Jéhovah m’a offert une belle vie à son service

Jéhovah m’a offert une belle vie à son service

J’ai dit à l’officier que j’avais déjà été en prison en raison de mon refus de prendre les armes. « Vous allez me refaire subir tout ça ? » lui ai-​je demandé. C’était la deuxième fois que j’étais appelé à servir dans l’armée américaine.

JE SUIS né en 1926 à Crooksville, dans l’Ohio (États-Unis). Mes parents n’étaient pas pratiquants, mais ils tenaient à ce que leurs huit enfants aillent à l’église. J’ai donc fréquenté l’Église méthodiste. Quand j’avais 14 ans, le pasteur m’a remis un prix pour me récompenser de n’avoir manqué aucun office du dimanche pendant toute une année.

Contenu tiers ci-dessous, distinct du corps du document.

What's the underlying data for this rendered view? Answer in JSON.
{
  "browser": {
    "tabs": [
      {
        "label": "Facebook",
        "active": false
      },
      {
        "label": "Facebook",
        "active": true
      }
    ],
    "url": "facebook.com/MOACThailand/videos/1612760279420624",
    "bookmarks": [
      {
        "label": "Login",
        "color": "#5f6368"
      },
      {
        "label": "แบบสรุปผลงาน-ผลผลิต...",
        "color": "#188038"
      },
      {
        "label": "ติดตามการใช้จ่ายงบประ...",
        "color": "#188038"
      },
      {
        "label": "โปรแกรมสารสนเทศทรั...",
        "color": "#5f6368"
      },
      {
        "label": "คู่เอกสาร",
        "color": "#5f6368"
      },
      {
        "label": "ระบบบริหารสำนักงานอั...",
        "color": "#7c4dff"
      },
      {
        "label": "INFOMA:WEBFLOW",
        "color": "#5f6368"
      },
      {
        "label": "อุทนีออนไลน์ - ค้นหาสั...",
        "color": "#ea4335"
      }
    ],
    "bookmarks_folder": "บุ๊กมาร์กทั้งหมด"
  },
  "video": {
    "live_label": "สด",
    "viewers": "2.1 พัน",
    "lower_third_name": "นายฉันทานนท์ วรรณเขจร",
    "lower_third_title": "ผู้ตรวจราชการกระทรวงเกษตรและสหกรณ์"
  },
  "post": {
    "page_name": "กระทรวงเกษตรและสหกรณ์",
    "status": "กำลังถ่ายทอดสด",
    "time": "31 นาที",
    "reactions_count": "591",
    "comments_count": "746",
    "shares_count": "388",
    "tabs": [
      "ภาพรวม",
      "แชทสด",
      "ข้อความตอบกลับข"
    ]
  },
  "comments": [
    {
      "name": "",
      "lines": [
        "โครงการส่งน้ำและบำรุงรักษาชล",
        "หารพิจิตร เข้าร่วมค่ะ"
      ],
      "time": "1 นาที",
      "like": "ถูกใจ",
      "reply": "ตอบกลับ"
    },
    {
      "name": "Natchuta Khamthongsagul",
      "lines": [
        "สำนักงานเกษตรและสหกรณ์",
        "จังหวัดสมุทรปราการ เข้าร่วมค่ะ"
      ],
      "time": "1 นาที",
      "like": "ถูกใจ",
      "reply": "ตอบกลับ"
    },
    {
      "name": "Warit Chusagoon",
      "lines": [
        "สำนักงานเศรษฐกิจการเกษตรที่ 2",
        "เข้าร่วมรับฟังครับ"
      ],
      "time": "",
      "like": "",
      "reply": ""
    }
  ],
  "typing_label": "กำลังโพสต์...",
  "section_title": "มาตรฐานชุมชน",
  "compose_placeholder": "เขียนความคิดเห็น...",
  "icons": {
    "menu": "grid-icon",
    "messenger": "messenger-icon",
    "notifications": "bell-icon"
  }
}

Margaret Walker (deuxième sœur en partant de la gauche) m’a aidé à connaître la vérité.

À cette époque, une voisine Témoin de Jéhovah, Margaret Walker, a commencé à rendre visite à ma mère pour lui parler de la Bible. Un jour, j’ai décidé d’assister à leur discussion. Comme elle pensait que j’allais perturber son cours biblique, maman m’a demandé de sortir. Mais je persistais à vouloir écouter de quoi elles discutaient. Quelques semaines plus tard, Margaret m’a demandé : « Tu connais le nom de Dieu ? » Je lui ai répondu : « Tout le monde le connaît : c’est Dieu. » Elle m’a alors dit : « Prends ta bible et lis Psaume 83:18. » J’y ai découvert que le nom de Dieu est Jéhovah. J’ai couru voir mes amis pour leur dire : « En rentrant chez vous ce soir, regardez Psaume 83:18 dans votre bible. Vous verrez, il y a le nom de Dieu ! » D’une certaine façon, je commençais déjà à prêcher.

J’ai étudié la Bible et je me suis fait baptiser en 1941. Peu après, on m’a demandé de diriger une étude de livre. J’ai encouragé ma mère et mes frères et sœurs à y assister, et ils ont tous répondu présent. Mon père, par contre, ne manifestait pas d’intérêt.

MON PÈRE S’OPPOSE

Ayant reçu d’autres responsabilités dans la congrégation, je me suis constitué une bibliothèque théocratique. Un jour, mon père a montré mes livres du doigt en disant : « Tu vois tout ça ? Je veux que ça disparaisse de la maison, et toi avec ! » J’ai donc loué une chambre dans la ville voisine de Zanesville, mais je revenais régulièrement pour encourager ma famille.

Mon père essayait d’empêcher ma mère d’assister aux réunions. Parfois, alors qu’elle s’y rendait, il lui courait après et la ramenait de force à la maison. Mais elle ne se décourageait pas et s’échappait par une autre porte. Je disais à ma mère : « Ne t’inquiète pas. Il va se lasser. » Avec le temps, mon père a renoncé à l’empêcher d’assister aux réunions.

En 1943, l’École du ministère théocratique a été mise en place dans notre congrégation, et j’ai commencé à présenter des exposés. Les conseils que j’ai reçus m’ont aidé à devenir un meilleur orateur.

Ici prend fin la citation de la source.